Guest Blog: False Accusations – Rules of the Road

False Accusations

Hi there, I’m James and I play guitar in False Accusations. I’ve been booking all of our tours since we started, some successful, some not so successful. And while I am definitely not an expert I’m gonna tell you a few things you don’t wanna do when you’re on the road.



This is mainly geared toward vocalists. Especially if this is your first time doing shows for more than just one night in a row, you need to take extremely good care of your throat and yourself in general. When you’re in a band that screams, or screams and sings, your voice will get worn out. Do as much as you can to prevent this. Find some warm up regimen that works for you. It may seem silly at first, but if you just do any sort of warm ups before your set, it will help you out tons. Drink tons of liquids, if you’re feeling your voice start to go, stop talking, don’t whisper (it’s worse for your voice), chug honey, tea, lemon, suck on cough drops and seriously, shut up.


Don’t be a dick when you’re on the road. This is probably someone’s first and maybe their only idea of who you are as a person, they may never see you again, but they also may tell everyone they know in their scene about what a dick you are. Just always be conscious of what you are doing. Even something that may seem harmless to you might make you look bad from another perspective. Be nice to everyone.


Okay, this may contradict my previous statement, but you seriously have to stand your ground when you’re far from home. You’re a band on tour, don’t let people walk all over you. Don’t let locals, crappy promoters, or venues take advantage of you. You drove 5+ hours to play a show, there’s no reason you should be playing first on the bill. You were promised X amount of money, but shady promoter person says the show didn’t make enough to pay you guys. Don’t take that crap. I’ve been there, I’ve taken it, and if you let it happen it only gets worse from there.

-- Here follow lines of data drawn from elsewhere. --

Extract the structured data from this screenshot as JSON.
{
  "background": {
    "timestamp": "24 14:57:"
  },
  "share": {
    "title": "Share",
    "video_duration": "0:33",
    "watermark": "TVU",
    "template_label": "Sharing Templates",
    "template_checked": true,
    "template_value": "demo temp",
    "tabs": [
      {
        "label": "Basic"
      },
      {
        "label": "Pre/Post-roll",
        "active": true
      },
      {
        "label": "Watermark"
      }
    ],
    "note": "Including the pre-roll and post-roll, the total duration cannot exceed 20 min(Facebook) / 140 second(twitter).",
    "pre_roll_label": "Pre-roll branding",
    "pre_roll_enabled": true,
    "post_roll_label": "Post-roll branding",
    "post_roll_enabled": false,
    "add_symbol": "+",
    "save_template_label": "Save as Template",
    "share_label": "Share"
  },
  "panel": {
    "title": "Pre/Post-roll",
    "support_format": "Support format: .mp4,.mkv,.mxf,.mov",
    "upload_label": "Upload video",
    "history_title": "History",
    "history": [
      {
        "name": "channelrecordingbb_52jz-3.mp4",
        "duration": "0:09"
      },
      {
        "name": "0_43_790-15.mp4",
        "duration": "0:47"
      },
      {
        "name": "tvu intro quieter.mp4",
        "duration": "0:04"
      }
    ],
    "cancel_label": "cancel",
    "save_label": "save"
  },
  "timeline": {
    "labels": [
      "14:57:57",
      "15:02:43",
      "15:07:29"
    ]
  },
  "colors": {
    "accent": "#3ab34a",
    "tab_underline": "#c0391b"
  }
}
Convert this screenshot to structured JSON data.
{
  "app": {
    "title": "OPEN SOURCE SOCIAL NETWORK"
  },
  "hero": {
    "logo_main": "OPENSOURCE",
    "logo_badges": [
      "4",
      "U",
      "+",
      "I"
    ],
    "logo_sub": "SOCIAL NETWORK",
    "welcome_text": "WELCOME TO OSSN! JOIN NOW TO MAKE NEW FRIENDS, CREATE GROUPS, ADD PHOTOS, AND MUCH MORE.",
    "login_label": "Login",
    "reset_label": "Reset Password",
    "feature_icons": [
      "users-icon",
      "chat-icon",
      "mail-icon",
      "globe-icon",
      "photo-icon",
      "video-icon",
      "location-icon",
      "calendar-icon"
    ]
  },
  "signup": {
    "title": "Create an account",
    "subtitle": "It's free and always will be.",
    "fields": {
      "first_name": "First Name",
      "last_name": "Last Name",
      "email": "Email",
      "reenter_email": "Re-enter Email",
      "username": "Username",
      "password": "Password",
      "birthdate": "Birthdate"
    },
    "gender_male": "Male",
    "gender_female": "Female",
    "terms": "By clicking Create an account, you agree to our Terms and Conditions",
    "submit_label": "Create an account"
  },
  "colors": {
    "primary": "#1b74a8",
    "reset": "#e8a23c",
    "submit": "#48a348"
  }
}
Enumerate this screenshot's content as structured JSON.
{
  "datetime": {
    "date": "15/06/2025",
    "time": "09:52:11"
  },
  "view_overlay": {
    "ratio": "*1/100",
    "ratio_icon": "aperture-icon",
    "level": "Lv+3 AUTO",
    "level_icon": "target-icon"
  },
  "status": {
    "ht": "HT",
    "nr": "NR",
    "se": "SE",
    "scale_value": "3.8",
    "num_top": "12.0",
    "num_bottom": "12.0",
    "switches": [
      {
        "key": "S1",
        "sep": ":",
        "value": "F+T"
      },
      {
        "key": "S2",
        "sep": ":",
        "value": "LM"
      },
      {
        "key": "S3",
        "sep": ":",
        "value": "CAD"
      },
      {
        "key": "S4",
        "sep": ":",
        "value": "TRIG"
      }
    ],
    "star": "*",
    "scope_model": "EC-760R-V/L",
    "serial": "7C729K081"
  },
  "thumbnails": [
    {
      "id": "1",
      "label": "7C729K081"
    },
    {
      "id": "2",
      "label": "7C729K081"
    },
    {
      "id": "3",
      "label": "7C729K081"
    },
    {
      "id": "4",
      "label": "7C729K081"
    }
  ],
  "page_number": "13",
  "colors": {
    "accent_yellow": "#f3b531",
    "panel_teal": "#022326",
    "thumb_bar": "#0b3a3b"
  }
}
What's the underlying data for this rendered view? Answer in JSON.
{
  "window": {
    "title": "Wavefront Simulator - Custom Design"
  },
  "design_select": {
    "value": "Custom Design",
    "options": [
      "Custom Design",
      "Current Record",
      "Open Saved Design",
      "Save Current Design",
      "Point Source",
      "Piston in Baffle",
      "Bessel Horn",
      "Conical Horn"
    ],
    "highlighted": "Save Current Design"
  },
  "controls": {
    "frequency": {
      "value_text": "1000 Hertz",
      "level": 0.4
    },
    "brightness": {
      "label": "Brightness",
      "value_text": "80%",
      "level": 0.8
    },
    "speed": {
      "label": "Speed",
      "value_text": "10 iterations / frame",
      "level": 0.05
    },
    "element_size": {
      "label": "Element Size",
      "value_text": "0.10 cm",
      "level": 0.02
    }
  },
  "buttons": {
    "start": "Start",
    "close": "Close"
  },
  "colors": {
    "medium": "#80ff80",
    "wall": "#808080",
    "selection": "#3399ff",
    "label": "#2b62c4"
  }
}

If you’re in the DIY touring network, every night you’re getting to play with a completely different lineup of bands every night. Don’t be that band that misses all the locals expect the one that played right before them as they were setting up. That goes back to the whole “don’t be an asshole” thing. I know sometimes you might be exhausted, might need some time for yourself, etc, etc. That’s FINE. But I always try to make sure at least one member of my band is inside checking out the bands always. Don’t miss out on potentially awesome music, and don’t miss out on the chance to make a friend and connection. This is DIY music for God’s sake, we don’t have room for egos.


Seriously, touring can get really stressful, things can get really shitty. But don’t let it get to you, learn to appreciate the small stuff. Don’t get hung up on one bad set, one band fight, one show drop, because focusing on the negative never gets you anywhere. Just try and keep all the little things with you. That band that thought your set was really good, and bought merch, those awesome folk that put you up the other night and fed you, the fact that no matter what, you aren’t at home working away your normal job. And if that isn’t enough to keep you going, then you’re probably in the wrong industry.